Theophano illustrates why it was paramount to give voice to LGBTQ people in Headcase. “Many very regressive and very loudmouthed individuals and some institutions still equate homo- and bisexuality and transgender identity with mental illness,” Theophano says. “Headcase includes stories of how this wrongheaded assumption affects our lives, and also touches on how it shows up in the DSM [Diagnostic and Statistical Manual].”
Schroeder and Theophano worked on the book for several years and the result is more than 300 pages of writing from a wildly divergent group of contributors. Some of the art will challenge readers to rethink how they view “invisible” illness; it illustrates the ways in which people suffering from mental illness often feel erased and threatened as a consequence.
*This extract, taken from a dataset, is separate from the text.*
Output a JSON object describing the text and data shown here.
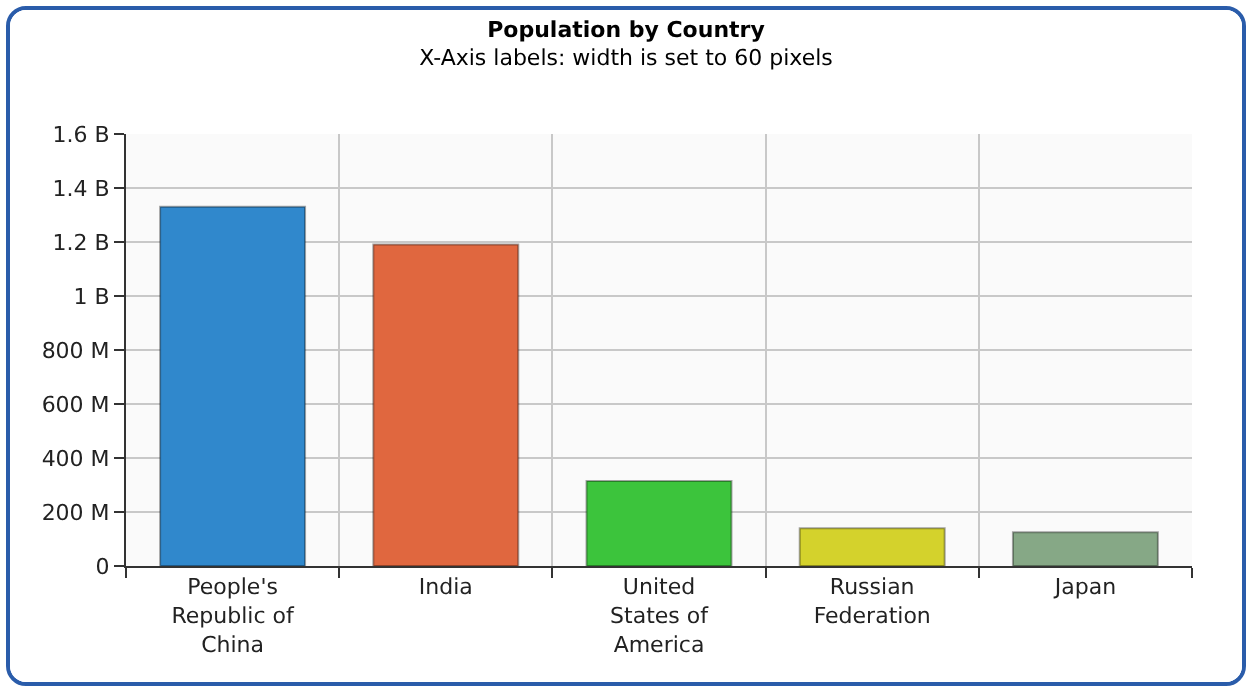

For Schroeder, the journey with the book was deeply personal.
She spoke about how working with Theophano “was both overwhelming and amazing. To share such a great responsibility as bringing our voices—38 published pieces—into print with someone who, in the beginning, I didn’t know well, was very humbling,” adding, “Collaborating on the writing is something I had never done before, but it all went surprisingly smoothly, we agreed on everything, and our friendship flourished.”
A project as massive as the one Theophano envisioned made her realise that she couldn’t do it alone.
After she read Schroeder’s memoir, she says, “I knew I had stumbled upon a kindred spirit. I didn’t know how easy the collaboration with her would end up being, or how close our friendship would become.”
She adds, “I feel lucky that someone whose writing resonates this deeply with me is also such a savvy editor and publicist, as well as a truly kind soul.”
Schroeder and Theophano are planning another project together but, Schroeder says, “the time frame is up in the air.” For now, they are working to get Headcase into as many hands and classrooms and libraries as possible. Library Journal gave the book a starred review, noting in part, “The editors intend to start a conversation among LGBTQ people and the therapy community about topics that are usually hidden or ignored. . . They succeed admirably.” Theophano sums up what she and Schroeder want to do for queer and trans people with mental illness, saying, “Many of us are not safe, especially in the current political environment, and we hope to foster better understanding of what queer and trans peers face.”
Schroeder is succinct: “We rarely find personal accounts from LGBTQ folks with mental health concerns. Amplifying our voices on these topics is imperative.”